Trading in the Forex market is not a simple activity. On the one hand, you have a plethora of terms like ‘spread’, ‘rollover’, ‘slippage’ or even the misunderstood ‘broker’, which can scare off even the most motivated of beginners. On the other hand, to master trading on the Forex market well, and once you understand the basics, it will be necessary to work hard to become an expert in the field. Having said that, in this article we have gathered things you need to know before starting Forex.
The definition of Forex
Let’s start with the most important thing: what exactly is Forex trading?
Trading is an activity that consists of speculating on the performance of an asset over more or less short time horizons in order to take advantage of market trends and movements.
Forex is the foreign exchange market, a market where currencies are quoted in pairs.

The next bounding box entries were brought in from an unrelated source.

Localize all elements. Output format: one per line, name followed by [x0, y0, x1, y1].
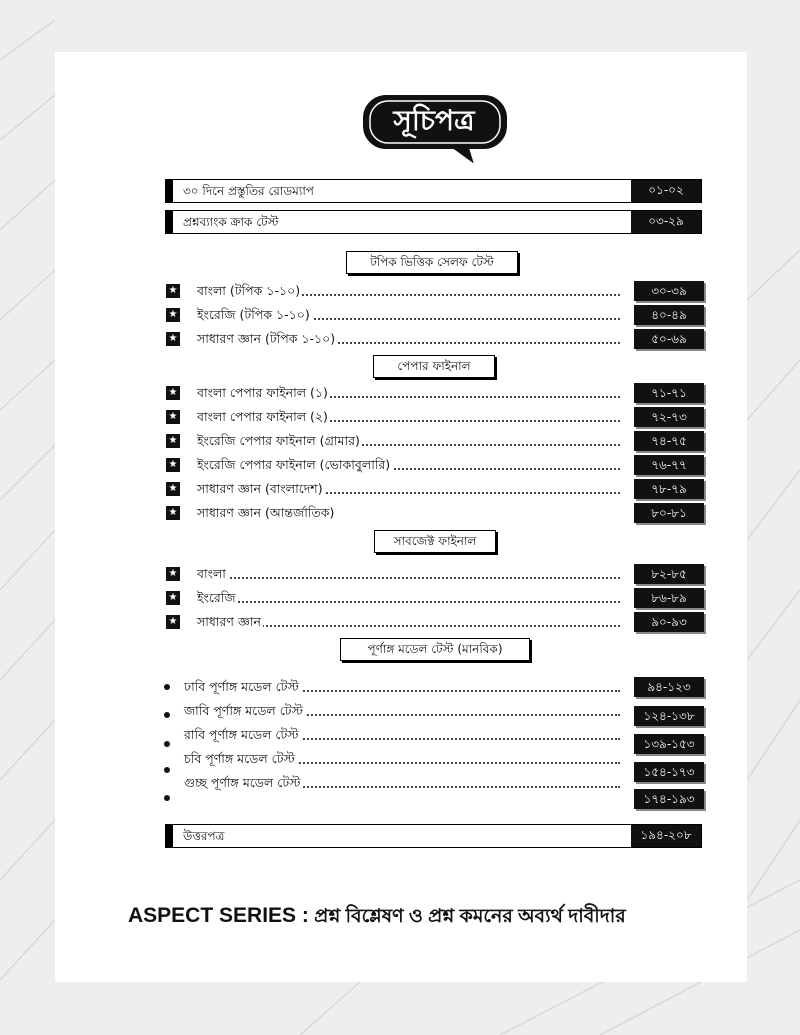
- page-range: ৯৪-১২৩: [634, 677, 704, 697]
- list-item[interactable]: [164, 677, 704, 697]
- item-label: বাংলা পেপার ফাইনাল (২): [197, 409, 328, 424]
- star-icon: ★: [166, 591, 180, 605]
- item-label: জাবি পূর্ণাঙ্গ মডেল টেস্ট: [184, 703, 303, 718]
- list-item[interactable]: [164, 701, 704, 721]
- toc-bar-label: প্রশ্নব্যাংক ক্রাক টেস্ট: [183, 215, 279, 229]
- toc-bar-roadmap[interactable]: [165, 179, 702, 203]
- toc-bar-label: ৩০ দিনে প্রস্তুতির রোডম্যাপ: [183, 184, 314, 198]
- star-icon: ★: [166, 434, 180, 448]
- item-label: ইংরেজি পেপার ফাইনাল (ভোকাবুলারি): [197, 457, 391, 472]
- item-label: ইংরেজি: [197, 590, 236, 605]
- bullet-icon: [164, 741, 170, 747]
- item-label: সাধারণ জ্ঞান: [197, 614, 261, 629]
- star-icon: ★: [166, 506, 180, 520]
- list-item[interactable]: [164, 773, 704, 806]
- star-icon: ★: [166, 386, 180, 400]
- list-item[interactable]: [164, 305, 704, 325]
- page-range: ১৫৪-১৭৩: [634, 762, 704, 782]
- item-label: গুচ্ছ পূর্ণাঙ্গ মডেল টেস্ট: [184, 775, 301, 790]
- dot-leader: [197, 601, 620, 603]
- toc-bar-label: উত্তরপত্র: [183, 829, 225, 843]
- item-label: ইংরেজি (টপিক ১-১০): [197, 307, 310, 322]
- page-range: ৮০-৮১: [634, 503, 704, 523]
- toc-bar-answer-sheet[interactable]: [165, 824, 702, 848]
- list-item[interactable]: [164, 503, 704, 523]
- section-heading-subject-final: সাবজেক্ট ফাইনাল: [374, 530, 496, 553]
- page-range: ৯০-৯৩: [634, 612, 704, 632]
- section-heading-paper-final: পেপার ফাইনাল: [373, 355, 495, 378]
- item-label: সাধারণ জ্ঞান (টপিক ১-১০): [197, 331, 336, 346]
- page-range: ৭৮-৭৯: [634, 479, 704, 499]
- list-item[interactable]: [164, 749, 704, 779]
- page-range: ৮২-৮৫: [634, 564, 704, 584]
- list-item[interactable]: [164, 407, 704, 427]
- list-item[interactable]: [164, 383, 704, 403]
- star-icon: ★: [166, 308, 180, 322]
- toc-bar-question-bank[interactable]: [165, 210, 702, 234]
- item-label: ঢাবি পূর্ণাঙ্গ মডেল টেস্ট: [184, 679, 299, 694]
- page-range: ৭২-৭৩: [634, 407, 704, 427]
- title-badge: [360, 93, 510, 163]
- item-label: সাধারণ জ্ঞান (বাংলাদেশ): [197, 481, 323, 496]
- star-icon: ★: [166, 458, 180, 472]
- list-item[interactable]: [164, 479, 704, 499]
- star-icon: ★: [166, 332, 180, 346]
- page-range: ১৩৯-১৫৩: [634, 734, 704, 754]
- star-icon: ★: [166, 284, 180, 298]
- tagline-text: প্রশ্ন বিশ্লেষণ ও প্রশ্ন কমনের অব্যর্থ দাবীদার: [314, 906, 626, 927]
- toc-bar-pages: ০৩-২৯: [631, 211, 701, 233]
- page-range: ৭৬-৭৭: [634, 455, 704, 475]
- bullet-icon: [164, 712, 170, 718]
- list-item[interactable]: [164, 588, 704, 608]
- dot-leader: [197, 577, 620, 579]
- footer-tagline: [128, 902, 748, 931]
- star-icon: ★: [166, 482, 180, 496]
- bullet-icon: [164, 684, 170, 690]
- page-title: সূচিপত্র: [393, 104, 475, 137]
- star-icon: ★: [166, 410, 180, 424]
- page-range: ৭১-৭১: [634, 383, 704, 403]
- list-item[interactable]: [164, 612, 704, 632]
- item-label: ইংরেজি পেপার ফাইনাল (গ্রামার): [197, 433, 360, 448]
- list-item[interactable]: [164, 431, 704, 451]
- list-item[interactable]: [164, 329, 704, 349]
- page-range: ৩০-৩৯: [634, 281, 704, 301]
- page-range: ৫০-৬৯: [634, 329, 704, 349]
- star-icon: ★: [166, 615, 180, 629]
- bullet-icon: [164, 795, 170, 801]
- star-icon: ★: [166, 567, 180, 581]
- page-range: ৮৬-৮৯: [634, 588, 704, 608]
- toc-bar-pages: ১৯৪-২০৮: [631, 825, 701, 847]
- page-range: ৭৪-৭৫: [634, 431, 704, 451]
- item-label: বাংলা (টপিক ১-১০): [197, 283, 301, 298]
- section-heading-full-model-test: পূর্ণাঙ্গ মডেল টেস্ট (মানবিক): [340, 638, 530, 661]
- page-range: ১২৪-১৩৮: [634, 706, 704, 726]
- page-range: ১৭৪-১৯৩: [634, 789, 704, 809]
- series-name: ASPECT SERIES :: [128, 904, 309, 927]
- item-label: বাংলা: [197, 566, 226, 581]
- list-item[interactable]: [164, 564, 704, 584]
- item-label: চবি পূর্ণাঙ্গ মডেল টেস্ট: [184, 751, 295, 766]
- list-item[interactable]: [164, 725, 704, 751]
- toc-bar-pages: ০১-০২: [631, 180, 701, 202]
- section-heading-topic-self-test: টপিক ভিত্তিক সেলফ টেস্ট: [346, 251, 518, 274]
- list-item[interactable]: [164, 455, 704, 475]
- item-label: সাধারণ জ্ঞান (আন্তর্জাতিক): [197, 505, 335, 520]
- item-label: বাংলা পেপার ফাইনাল (১): [197, 385, 328, 400]
- page-range: ৪০-৪৯: [634, 305, 704, 325]
- item-label: রাবি পূর্ণাঙ্গ মডেল টেস্ট: [184, 727, 299, 742]
- list-item[interactable]: [164, 281, 704, 301]
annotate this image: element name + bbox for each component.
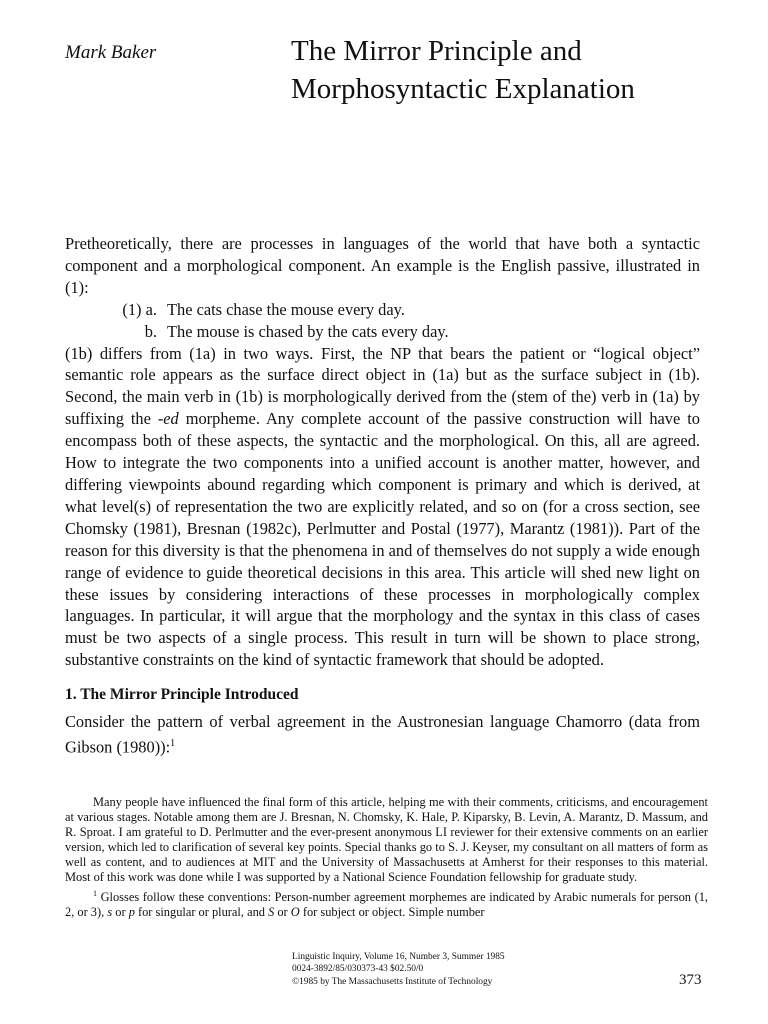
- main-paragraph-part-2: morpheme. Any complete account of the passive construction will have to encompass both of these aspects, the syntactic and the morphological. On this, all are agreed. How to integrate the two components into a unified account is another matter, however, and differing viewpoints abound regarding which component is primary and which is derived, at what level(s) of representation the two are explicitly related, and so on (for a cross section, see Chomsky (1981), Bresnan (1982c), Perlmutter and Postal (1977), Marantz (1981)). Part of the reason for this diversity is that the phenomena in and of themselves do not supply a wide enough range of evidence to guide theoretical decisions in this area. This article will shed new light on these issues by considering interactions of these processes in morphologically complex languages. In particular, it will argue that the morphology and the syntax in this class of cases must be two aspects of a single process. This result in turn will be shown to place strong, substantive constraints on the kind of syntactic framework that should be adopted.: [65, 409, 701, 670]
- fn1-text-a: Glosses follow these conventions: Person-number agreement morphemes are indicated by Arabic numerals for person (1, 2, or 3),: [65, 889, 708, 919]
- example-label: b.: [144, 321, 157, 341]
- fn1-O: O: [290, 904, 300, 919]
- article-title: [291, 32, 731, 108]
- example-text: The cats chase the mouse every day.: [167, 299, 405, 319]
- copyright-line: ©1985 by The Massachusetts Institute of Technology: [292, 976, 493, 987]
- journal-footer: [292, 951, 505, 988]
- ed-morpheme: -ed: [157, 409, 179, 429]
- fn1-text-c: for singular or plural, and: [134, 904, 269, 919]
- example-1: [65, 299, 700, 343]
- footnote-ref[interactable]: 1: [170, 737, 176, 749]
- title-line-1: The Mirror Principle and: [291, 35, 582, 67]
- footnotes: [65, 795, 708, 920]
- example-label: (1) a.: [122, 299, 157, 319]
- section-text: Consider the pattern of verbal agreement in the Austronesian language Chamorro (data from Gibson (1980)):: [65, 712, 700, 757]
- fn1-text-b: or: [112, 904, 129, 919]
- page-number: 373: [679, 972, 702, 988]
- acknowledgment-footnote: Many people have influenced the final form of this article, helping me with their comments, criticisms, and encouragement at various stages. Notable among them are J. Bresnan, N. Chomsky, K. Hale, P. Kiparsky, B. Levin, A. Marantz, D. Massum, and R. Sproat. I am grateful to D. Perlmutter and the ever-present anonymous LI reviewer for their extensive comments on an earlier version, which led to clarification of several key points. Special thanks go to S. J. Keyser, my consultant on all matters of form as well as content, and to audiences at MIT and the University of Massachusetts at Amherst for their responses to this material. Most of this work was done while I was supported by a National Science Foundation fellowship for graduate study.: [65, 795, 708, 885]
- issn-line: 0024-3892/85/030373-43 $02.50/0: [292, 964, 424, 975]
- footnote-1-mark: 1: [93, 888, 97, 898]
- fn1-S: S: [268, 904, 275, 919]
- footnote-1: [65, 886, 708, 920]
- intro-paragraph: Pretheoretically, there are processes in languages of the world that have both a syntactic component and a morphological component. An example is the English passive, illustrated in (1):: [65, 234, 700, 297]
- fn1-text-e: for subject or object. Simple number: [299, 904, 485, 919]
- example-1a: [97, 299, 700, 321]
- author-name: Mark Baker: [65, 42, 157, 63]
- journal-citation: Linguistic Inquiry, Volume 16, Number 3, Summer 1985: [292, 952, 505, 962]
- main-paragraph-part-1: (1b) differs from (1a) in two ways. First, the NP that bears the patient or “logical object” semantic role appears as the surface direct object in (1a) but as the surface subject in (1b). Second, the main verb in (1b) is morphologically derived from the (stem of the) verb in (1a) by suffixing the: [65, 343, 700, 429]
- main-paragraph: [65, 343, 700, 672]
- fn1-p: p: [128, 904, 135, 919]
- fn1-s: s: [107, 904, 113, 919]
- section-paragraph: [65, 711, 700, 758]
- article-body: [65, 233, 700, 758]
- example-1b: [97, 321, 700, 343]
- title-line-2: Morphosyntactic Explanation: [291, 73, 635, 105]
- example-text: The mouse is chased by the cats every day.: [167, 321, 449, 341]
- fn1-text-d: or: [274, 904, 291, 919]
- section-heading: 1. The Mirror Principle Introduced: [65, 686, 299, 704]
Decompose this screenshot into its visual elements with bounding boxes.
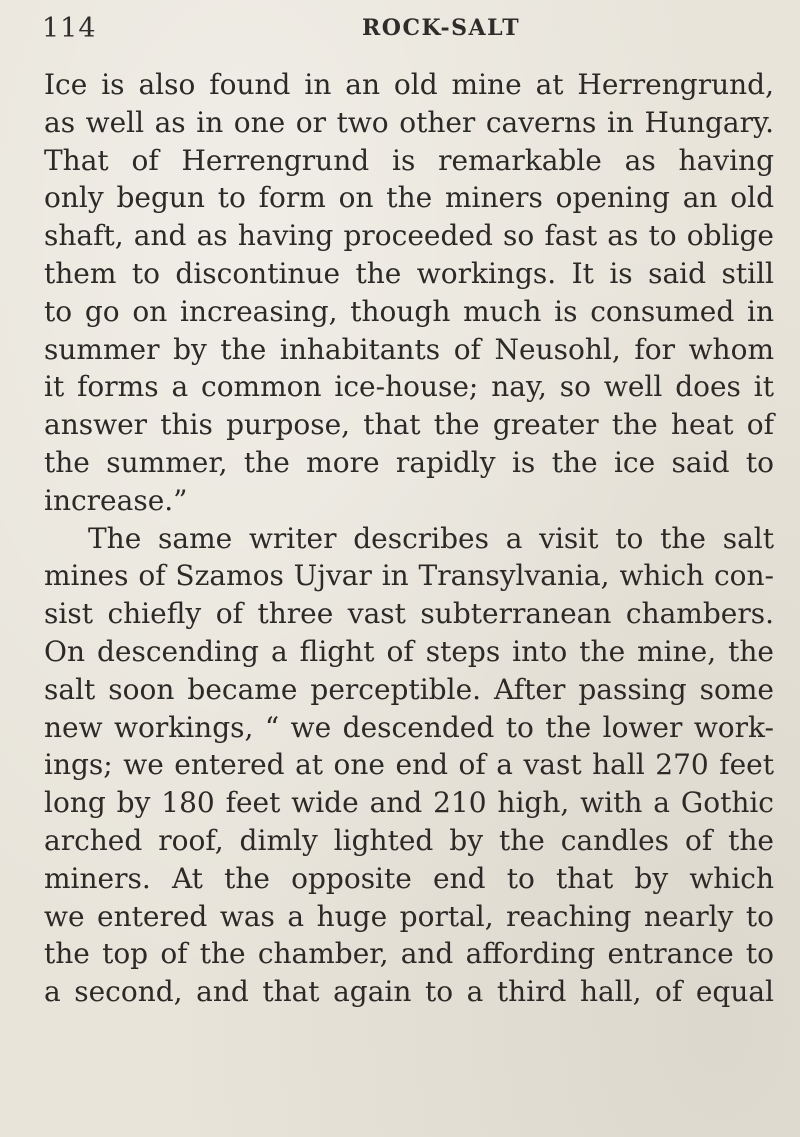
text-line: only begun to form on the miners opening an old <box>44 181 774 215</box>
paragraph-start-line: The same writer describes a visit to the salt <box>88 521 774 555</box>
body-text <box>44 66 774 1011</box>
text-line: Ice is also found in an old mine at Herrengrund, <box>44 68 774 101</box>
text-line: to go on increasing, though much is consumed in <box>44 294 774 328</box>
page-number: 114 <box>42 13 97 44</box>
running-title: ROCK-SALT <box>362 15 521 41</box>
text-line: sist chiefly of three vast subterranean chambers. <box>44 597 774 631</box>
text-line: shaft, and as having proceeded so fast as to oblige <box>44 219 774 253</box>
text-line: them to discontinue the workings. It is said still <box>44 256 774 290</box>
text-line: summer by the inhabitants of Neusohl, for whom <box>44 332 774 366</box>
running-head <box>42 13 800 53</box>
text-line: On descending a flight of steps into the mine, the <box>44 634 774 668</box>
text-line: a second, and that again to a third hall, of equal <box>44 975 774 1009</box>
text-line: That of Herrengrund is remarkable as having <box>44 143 774 177</box>
text-line: ings; we entered at one end of a vast hall 270 feet <box>44 748 774 782</box>
text-line: long by 180 feet wide and 210 high, with a Gothic <box>44 786 774 820</box>
text-line: it forms a common ice-house; nay, so well does it <box>44 370 774 404</box>
text-line: salt soon became perceptible. After passing some <box>44 672 774 706</box>
text-line: as well as in one or two other caverns in Hungary. <box>44 105 774 139</box>
text-line: mines of Szamos Ujvar in Transylvania, which con- <box>44 559 774 593</box>
text-line: new workings, “ we descended to the lower work- <box>44 710 774 744</box>
text-line: miners. At the opposite end to that by which <box>44 861 774 895</box>
text-line: the top of the chamber, and affording entrance to <box>44 937 774 971</box>
paragraph-end-line: increase.” <box>44 483 188 517</box>
text-line: answer this purpose, that the greater the heat of <box>44 408 774 442</box>
text-line: the summer, the more rapidly is the ice said to <box>44 445 774 479</box>
text-line: we entered was a huge portal, reaching nearly to <box>44 899 774 933</box>
text-line: arched roof, dimly lighted by the candles of the <box>44 823 774 857</box>
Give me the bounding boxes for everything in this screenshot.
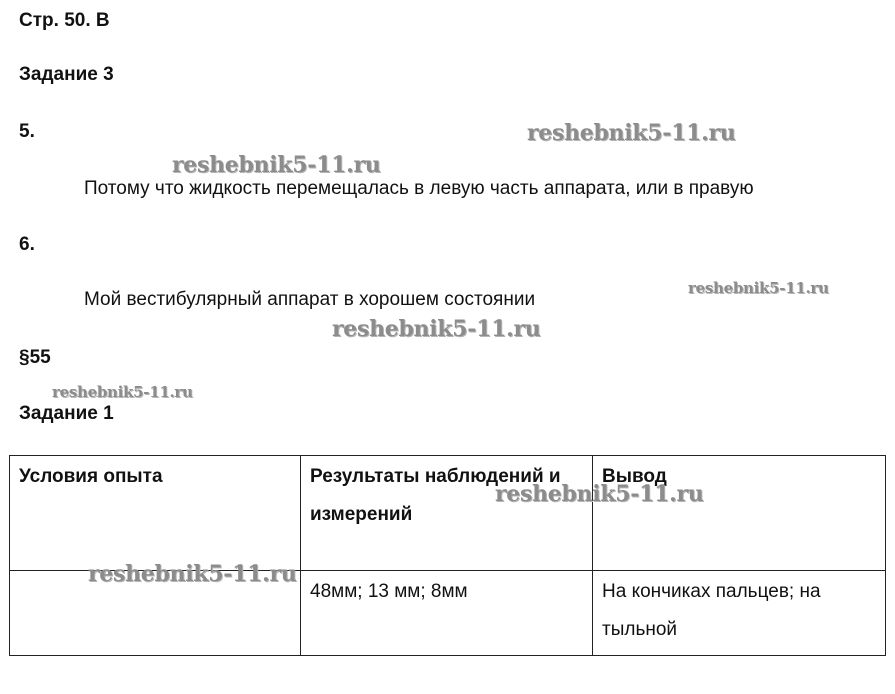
task3-item-5-answer: Потому что жидкость перемещалась в левую часть аппарата, или в правую [84,178,754,199]
task3-title: Задание 3 [19,64,114,85]
section-number: §55 [19,347,51,368]
watermark: reshebnik5-11.ru [332,316,541,342]
watermark: reshebnik5-11.ru [88,561,297,587]
task3-item-6-number: 6. [19,234,35,255]
watermark: reshebnik5-11.ru [495,481,704,507]
watermark: reshebnik5-11.ru [688,279,829,297]
cell-conclusion: На кончиках пальцев; на тыльной [593,571,886,656]
task3-item-5-number: 5. [19,121,35,142]
cell-results: 48мм; 13 мм; 8мм [301,571,593,656]
watermark: reshebnik5-11.ru [172,152,381,178]
page-header: Стр. 50. В [19,10,110,31]
watermark: reshebnik5-11.ru [52,383,193,401]
table-header-row [10,456,886,571]
results-table [9,455,886,656]
header-conclusion: Вывод [593,456,886,571]
header-results: Результаты наблюдений и измерений [301,456,593,571]
task1-title: Задание 1 [19,403,114,424]
watermark: reshebnik5-11.ru [527,120,736,146]
header-conditions: Условия опыта [10,456,301,571]
task3-item-6-answer: Мой вестибулярный аппарат в хорошем состоянии [84,289,536,310]
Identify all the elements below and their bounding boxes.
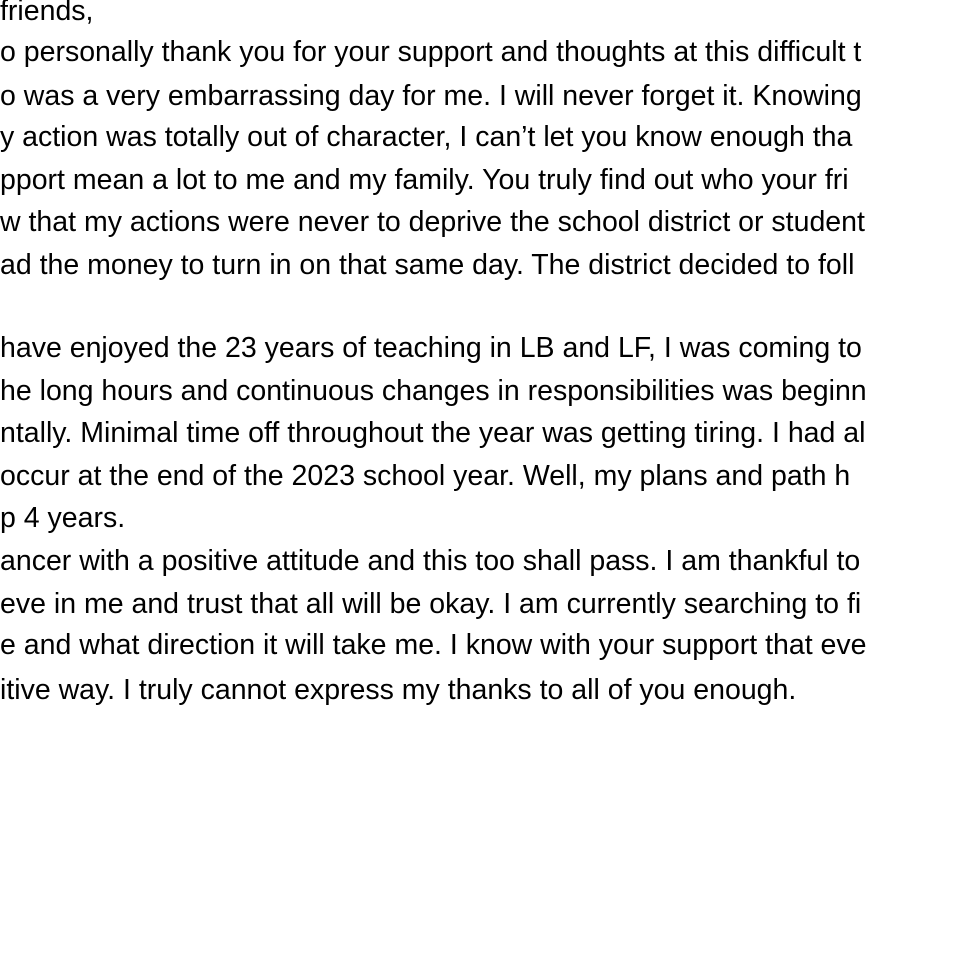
paragraph-3-line-3: e and what direction it will take me. I know with your support that eve (0, 629, 867, 661)
paragraph-3-line-2: eve in me and trust that all will be okay. I am currently searching to fi (0, 588, 862, 620)
paragraph-2-line-1: have enjoyed the 23 years of teaching in LB and LF, I was coming to (0, 332, 862, 364)
paragraph-3-line-1: ancer with a positive attitude and this too shall pass. I am thankful to (0, 545, 861, 577)
paragraph-1-line-5: w that my actions were never to deprive the school district or student (0, 206, 865, 238)
paragraph-2-line-5: p 4 years. (0, 502, 126, 534)
paragraph-2-line-2: he long hours and continuous changes in responsibilities was beginn (0, 375, 867, 407)
paragraph-2-line-3: ntally. Minimal time off throughout the year was getting tiring. I had al (0, 417, 866, 449)
letter-greeting-line: friends, (0, 0, 94, 27)
paragraph-1-line-3: y action was totally out of character, I can’t let you know enough tha (0, 121, 853, 153)
paragraph-2-line-4: occur at the end of the 2023 school year. Well, my plans and path h (0, 460, 851, 492)
paragraph-1-line-6: ad the money to turn in on that same day. The district decided to foll (0, 249, 855, 281)
paragraph-3-line-4: itive way. I truly cannot express my thanks to all of you enough. (0, 674, 797, 706)
paragraph-1-line-1: o personally thank you for your support and thoughts at this difficult t (0, 36, 862, 68)
paragraph-1-line-2: o was a very embarrassing day for me. I will never forget it. Knowing (0, 80, 862, 112)
paragraph-1-line-4: pport mean a lot to me and my family. You truly find out who your fri (0, 164, 849, 196)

Thus we will find EUR (euro) vs. USD (US Dollar) or GBP (British Pound) vs. JPY (yen).
Forex trading is therefore the activity of speculating on currency movements.
Unlike other financial markets, such as stock markets with shares or bonds, you trade in Forex on a decentralized market. This is the international currency market, which is open 24 hours a day, so you can trade without interruption from Sunday evening to Friday evening.
The main purpose of a Forex trader is to make money after trading one currency against another. Do not let this simplicity fool you, this process requires great expertise, the right skills to build a trading strategy and the skills, including psychological, to implement this strategy.
Three essential concepts
Pip (or pipette) : It corresponds to the point on the stock markets. Currency movements are counted in “pips” (or pipette, 1/10 of a pip). The meaning of “pip” comes from “Price Interest Point”. In general, “beep” corresponds to the 4th decimal place. So don’t be surprised if you hear a Forex trader claiming to have gained 50 pips.
Party : A lot corresponds to the standardized amount that can be traded on the foreign exchange market, corresponding to 100,000 currency units. Brokers sometimes offer the option of trading mini lots (10,000 currency units) or even micro lots (1,000 currency units). The value of a “pip” for a lot of EUR/USD is 10 USD.
Dispersion : The spread corresponds to the difference between the price at which it is possible to buy an asset and the price at which it is possible to sell it. Depending on the Forex brokers, the spread can be fixed or variable. Generally, Forex brokers build their compensation into the spread and do not charge a brokerage commission.
Three Forex Trading Strategies
With Forex trading, it is essential to master one or ideally several strategies before you start trading. Here are the three most popular strategies:
Position trading : This may very well be the least complex Forex trading strategy to implement. This trading strategy consists of taking medium or long-term positions to follow major currency trends. It will be necessary to follow, adapt and manage the same position for a period that can be spread over several weeks or even over several months.
Swing Trading : This type of strategy also involves following currency trends, but over a shorter time horizon. The trader will have to take positions on the big waves in the market and often position himself up or down.
Day trading: This is the most common strategy in the collective imagination when it comes to representing the profession as a trader. Day trading consists of taking one or more positions during the same day. Posts should generally not exceed one day. The Forex day trader can use technical analysis signals or replay the movements when macroeconomic news is published.